During the 34 years he served as division head at UW, Dr. Mannik made a major impact. Under his leadership, the number of faculty increased from two to 12, and UW faculty led research initiatives in gout, rheumatoid arthritis (RA), systemic lupus erythematosus (SLE) and associated diseases.
He played a commanding role in shaping rheumatology practice in the Northwest U.S. As the program director and primary investigator for an NIH-supported research training grant in rheumatology, Dr. Mannik supervised or personally trained more than 100 rheumatologists, some of whom subsequently became division heads at other institutions.
One of those leaders, Richard Pope, MD, the Solovy/Arthritis Research Society Professor of Medicine (Rheumatology) at Northwestern University, says, “Over the two years of my fellowship, Mart taught me lessons on how to approach research that have served me well throughout my career: how to ask the over-riding question, to develop hypotheses, to set up experiments to address the hypotheses, to perform the experiments, to analyze the data and how to put it all together. Along with David Teller from the Department of Chemistry, we characterized the molecular mechanism for self-association of IgG rheumatoid factor.

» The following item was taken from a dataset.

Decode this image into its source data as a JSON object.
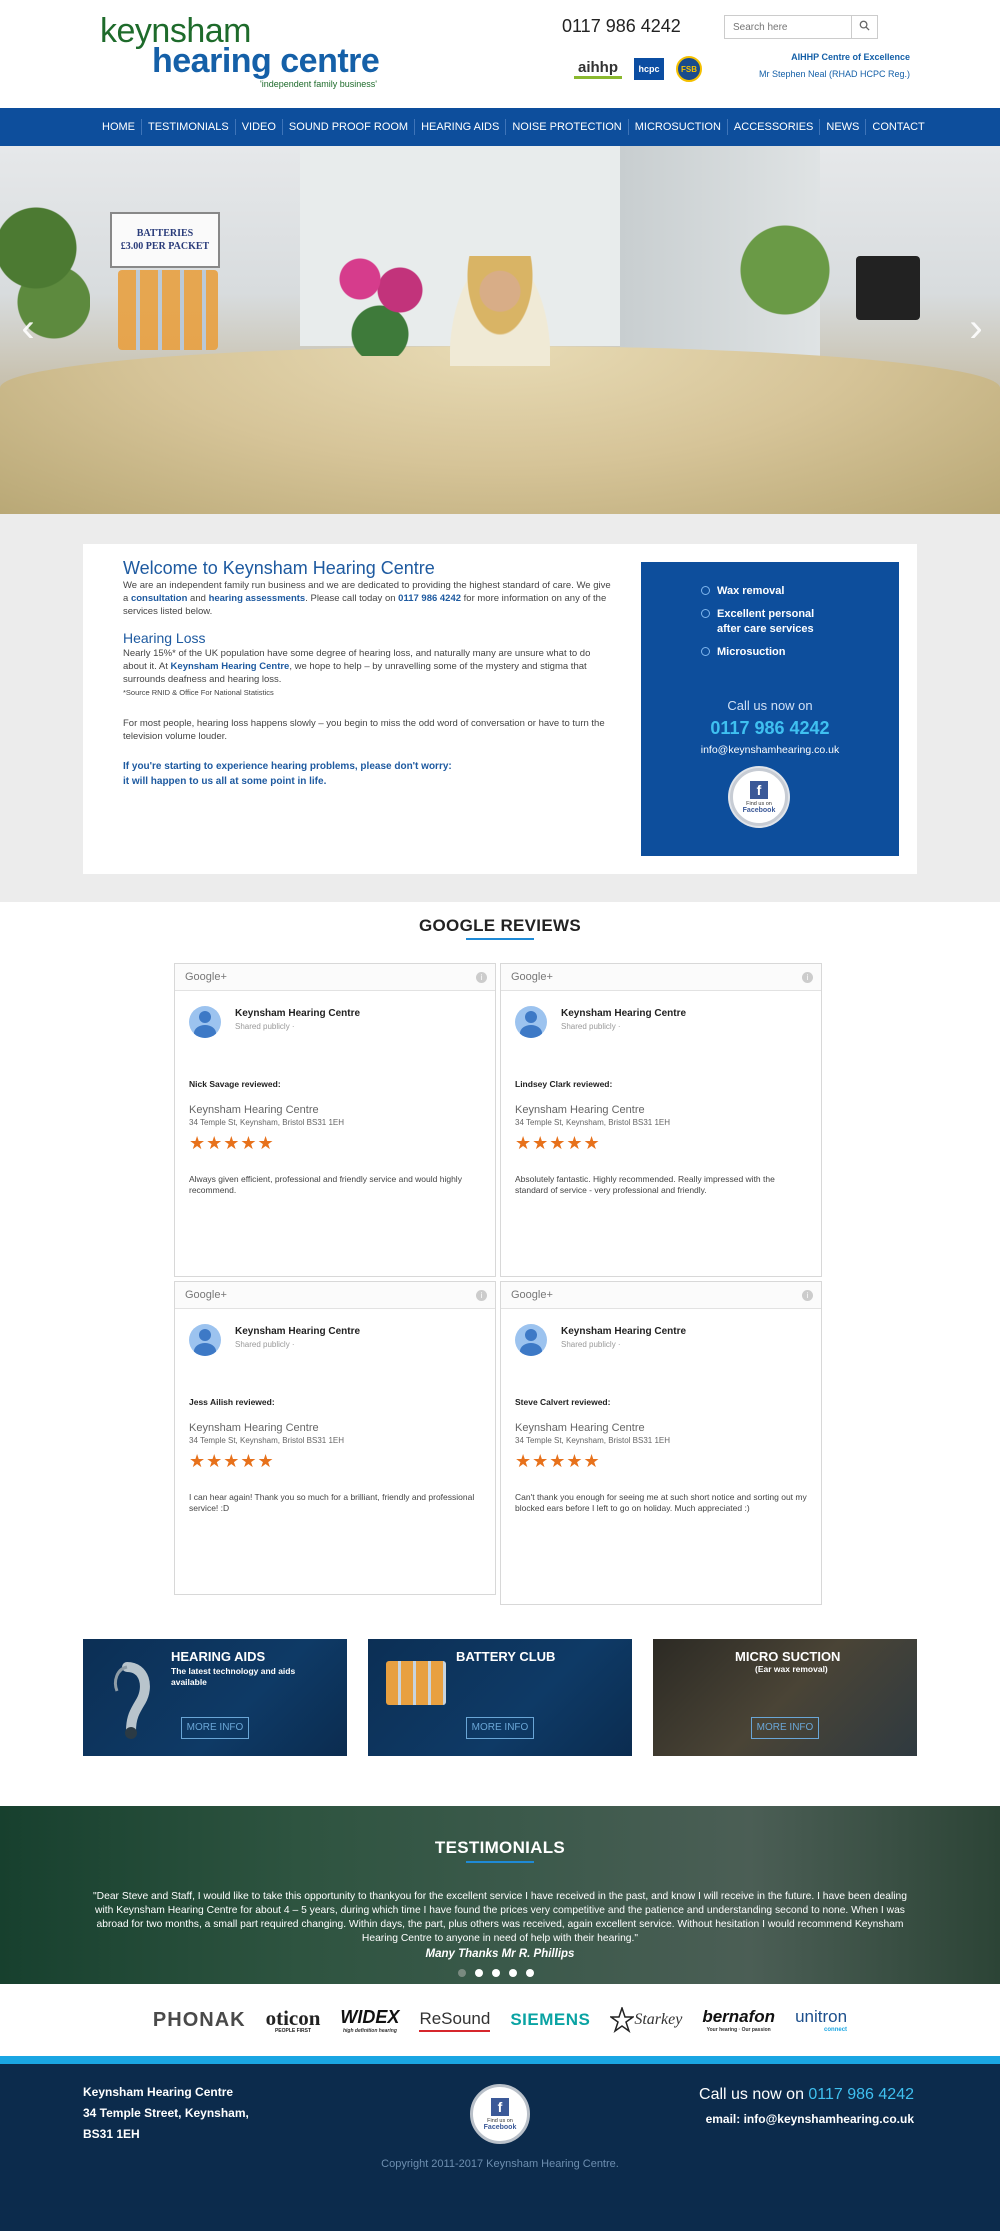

“I have always been thankful to Mart for the way he formed my research career,” Dr. Pope continues. “As chief of the Division of Rheumatology at Northwestern University for 27 years, I imparted these same approaches to my colleagues who were in the forefront of the new focus on clinic research in rheumatology. Their skills were developed through a P60 center grant, which we had for over 25 years, even after I stepped down. Today, many successful investigators in clinical, translational and basic research focused on rheumatology have benefitted from the lessons taught by Mart. His legacy continues to be passed on by today’s leaders.”